Deer are fascinating animals that change their activity drastically throughout the year. They act, look and feed differently depending on the season.
That’s why the deer you observed in one location in August might be hunkering down somewhere else when hunting season opens.
The more you learn about deer and their behavior, the better your hunt. You can use your knowledge of deer behavior to anticipate movement and behavioral changes. You need every edge you can get when pursuing deer.
Here’s what to expect from deer at different stages of the year.
Spring brings plenty of food for deer after a long winter. During this abundant time, they will feed on grass, buds, tender shoots and fruit. This food is important for does; spring is when they have their fawns. They’ll need to eat plenty of food to produce milk through the spring and summer.
Fawns weigh about 10 pounds and can walk right after birth. Does will often leave their fawns in a secure hiding spot like tall grass while they feed. If you come across a lone fawn, its mother is probably nearby and will return shortly.
Bucks also benefit from the added nutrition as they begin growing their antlers, which start as small nubs.
Bucks form bachelor groups during the summer; it’s not uncommon to see several bucks of different age classes together. The does will be with their fawns and possibly another doe or young buck. You’ll find groups of deer feeding in lush meadows, orchards or anywhere there is new growth. Younger plants taste better and are more tender.
A buck’s antlers start as nubs in April and reach their full potential by August. During summer, antlers look fuzzy from being covered in a “velvet skin” that carries nutrient-rich blood for growing antlers. At that stage, antlers are soft to the touch and easily damaged.
You’ll also notice that deer have a thin coat of fur, which is a lighter color then their fall coat.
Most regions start their archery season in September or October. During this early-fall period, deer start to shift to their fall patterns.
Antlers harden in late summer and shed their velvet once they quit growing. The velvet dries and falls away when its blood supply ends. Bucks often hasten the process by rubbing their antlers against trees or brush, possibly because the dying velvet is itchy.

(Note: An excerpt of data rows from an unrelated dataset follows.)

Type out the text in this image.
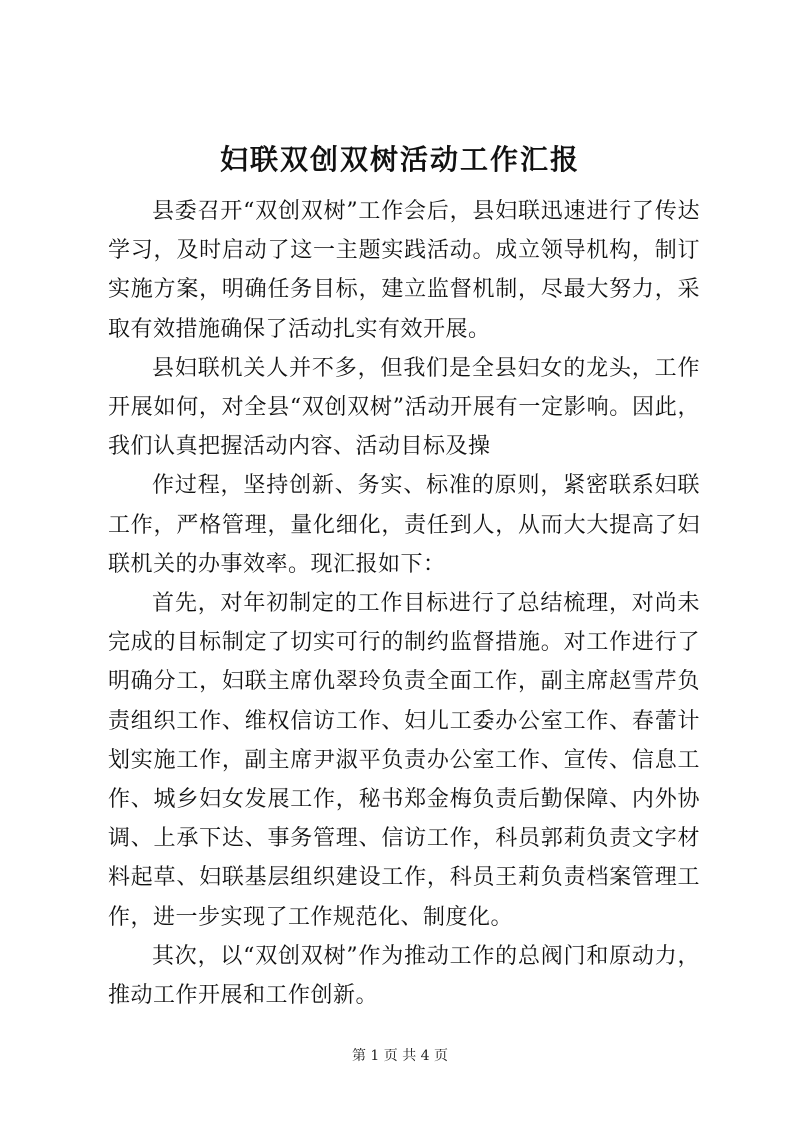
妇联双创双树活动工作汇报

县委召开“双创双树”工作会后，县妇联迅速进行了传达学习，及时启动了这一主题实践活动。成立领导机构，制订实施方案，明确任务目标，建立监督机制，尽最大努力，采取有效措施确保了活动扎实有效开展。

县妇联机关人并不多，但我们是全县妇女的龙头，工作开展如何，对全县“双创双树”活动开展有一定影响。因此，我们认真把握活动内容、活动目标及操

作过程，坚持创新、务实、标准的原则，紧密联系妇联工作，严格管理，量化细化，责任到人，从而大大提高了妇联机关的办事效率。现汇报如下：

首先，对年初制定的工作目标进行了总结梳理，对尚未完成的目标制定了切实可行的制约监督措施。对工作进行了明确分工，妇联主席仇翠玲负责全面工作，副主席赵雪芹负责组织工作、维权信访工作、妇儿工委办公室工作、春蕾计划实施工作，副主席尹淑平负责办公室工作、宣传、信息工作、城乡妇女发展工作，秘书郑金梅负责后勤保障、内外协调、上承下达、事务管理、信访工作，科员郭莉负责文字材料起草、妇联基层组织建设工作，科员王莉负责档案管理工作，进一步实现了工作规范化、制度化。

其次，以“双创双树”作为推动工作的总阀门和原动力，推动工作开展和工作创新。

第 1 页 共 4 页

Once the velvet disappears, bucks change drastically. Their testosterone levels rise in preparation for the fall breeding season, called the rut. Bucks that once hung in bachelor groups are no longer friends and become solitary.
The deer’s food sources also change to mainly high-fat foods like acorns. Keep an eye on deer movement and be ready to move your treestand location to accommodate the change in food sources.
Around the end of October through November, bucks go crazy. It’s the annual breeding season, and they are driven to pass along their genes to any available doe. They throw caution to the wind, which is good news for bowhunters, who have the chance to harvest an otherwise cagey buck that is love-stricken and vulnerable.
In the winter, deer form large herds and focus heavily on feeding. There may be periodic breeding from does that come into estrous late; these are usually young does born the previous spring. In late winter, buck testosterone levels fall, and they shed their antlers. This creates another fun hunting activity called shed hunting – searching the woods for deer antlers.